Up until a year ago, all the static emanating from community radio station 90.1's board meetings threatened to signal the demise of community radio in Kansas City. The station is known for broadcasting progressive talk shows, Grateful Dead music hours, entire afternoons of blues, Spanish-language programming and other non-Clear Channel fare. But by mid-2002, the station was in an upheaval over its new general manager, Robert Barrientos ("Fly in the Soup," May 31, 2001). A group called Friends of Community Radio convened to battle Barrientos and the board members he'd appointed; after a dramatic and litigious period that got worse before it got better, Barrientos got the boot last September, and the station slowly came back under the control of Friends of Community Radio members. Longtime 90.1 volunteers say that the station is back to the normal level of precariousness shared by all radio stations that depend on listener fund drives.
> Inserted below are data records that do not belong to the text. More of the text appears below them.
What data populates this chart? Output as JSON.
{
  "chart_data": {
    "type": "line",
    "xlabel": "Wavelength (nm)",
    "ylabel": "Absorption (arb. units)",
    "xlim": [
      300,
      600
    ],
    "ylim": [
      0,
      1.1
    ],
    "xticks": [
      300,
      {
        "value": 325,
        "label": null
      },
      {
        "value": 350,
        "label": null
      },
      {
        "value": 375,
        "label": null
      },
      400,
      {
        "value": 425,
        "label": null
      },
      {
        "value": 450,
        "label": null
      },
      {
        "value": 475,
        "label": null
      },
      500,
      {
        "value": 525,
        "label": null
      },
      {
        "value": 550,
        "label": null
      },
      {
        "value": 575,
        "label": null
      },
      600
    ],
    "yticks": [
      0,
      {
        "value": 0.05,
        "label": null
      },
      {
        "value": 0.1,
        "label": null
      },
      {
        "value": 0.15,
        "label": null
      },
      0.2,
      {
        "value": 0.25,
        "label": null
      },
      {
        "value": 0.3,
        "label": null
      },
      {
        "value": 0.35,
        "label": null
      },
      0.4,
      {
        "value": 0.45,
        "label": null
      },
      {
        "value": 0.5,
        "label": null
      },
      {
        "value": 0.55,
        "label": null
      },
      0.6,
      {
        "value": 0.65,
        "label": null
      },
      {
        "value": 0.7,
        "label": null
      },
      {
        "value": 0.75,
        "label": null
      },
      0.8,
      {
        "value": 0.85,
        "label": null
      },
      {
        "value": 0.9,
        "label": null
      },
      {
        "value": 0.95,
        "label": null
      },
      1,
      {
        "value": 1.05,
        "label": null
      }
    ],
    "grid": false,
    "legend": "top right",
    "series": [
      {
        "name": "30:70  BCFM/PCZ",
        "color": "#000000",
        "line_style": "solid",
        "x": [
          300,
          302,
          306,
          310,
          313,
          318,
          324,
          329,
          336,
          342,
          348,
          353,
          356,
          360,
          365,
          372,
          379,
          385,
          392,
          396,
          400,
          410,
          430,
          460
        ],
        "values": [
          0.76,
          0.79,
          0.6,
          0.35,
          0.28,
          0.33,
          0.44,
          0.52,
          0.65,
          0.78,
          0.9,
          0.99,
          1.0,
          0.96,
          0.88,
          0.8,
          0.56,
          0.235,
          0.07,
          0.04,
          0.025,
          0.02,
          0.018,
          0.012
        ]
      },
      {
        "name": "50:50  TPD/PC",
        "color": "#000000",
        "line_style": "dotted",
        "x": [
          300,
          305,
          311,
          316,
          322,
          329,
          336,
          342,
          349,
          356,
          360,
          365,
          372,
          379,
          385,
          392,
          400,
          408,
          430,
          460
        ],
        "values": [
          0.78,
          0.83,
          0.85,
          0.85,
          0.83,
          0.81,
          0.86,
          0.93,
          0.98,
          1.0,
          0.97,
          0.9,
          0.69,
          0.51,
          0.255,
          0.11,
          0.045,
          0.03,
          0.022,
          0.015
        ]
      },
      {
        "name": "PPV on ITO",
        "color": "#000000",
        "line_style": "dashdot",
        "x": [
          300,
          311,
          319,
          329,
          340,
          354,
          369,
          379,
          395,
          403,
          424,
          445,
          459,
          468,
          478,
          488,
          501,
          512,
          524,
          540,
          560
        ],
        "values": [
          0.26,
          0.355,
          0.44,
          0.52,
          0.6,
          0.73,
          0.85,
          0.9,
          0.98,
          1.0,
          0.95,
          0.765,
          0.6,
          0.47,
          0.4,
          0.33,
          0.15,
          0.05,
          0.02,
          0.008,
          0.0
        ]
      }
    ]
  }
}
As a sign of the change, Amy Goodman's nationally syndicated
Democracy Now has been returned to its 9 a.m., pre-Barrientos airtime. "The entire atmosphere has changed," says Judy Ancel, a coordinator and producer of the
Heartland Labor Forum show. "There's a new spirit of cooperation and tolerance at the station." Ancel is also chairwoman of the station's new grievance committee; volunteers' complaints can now be handled expeditiously rather than, ahem, broadcast all over town.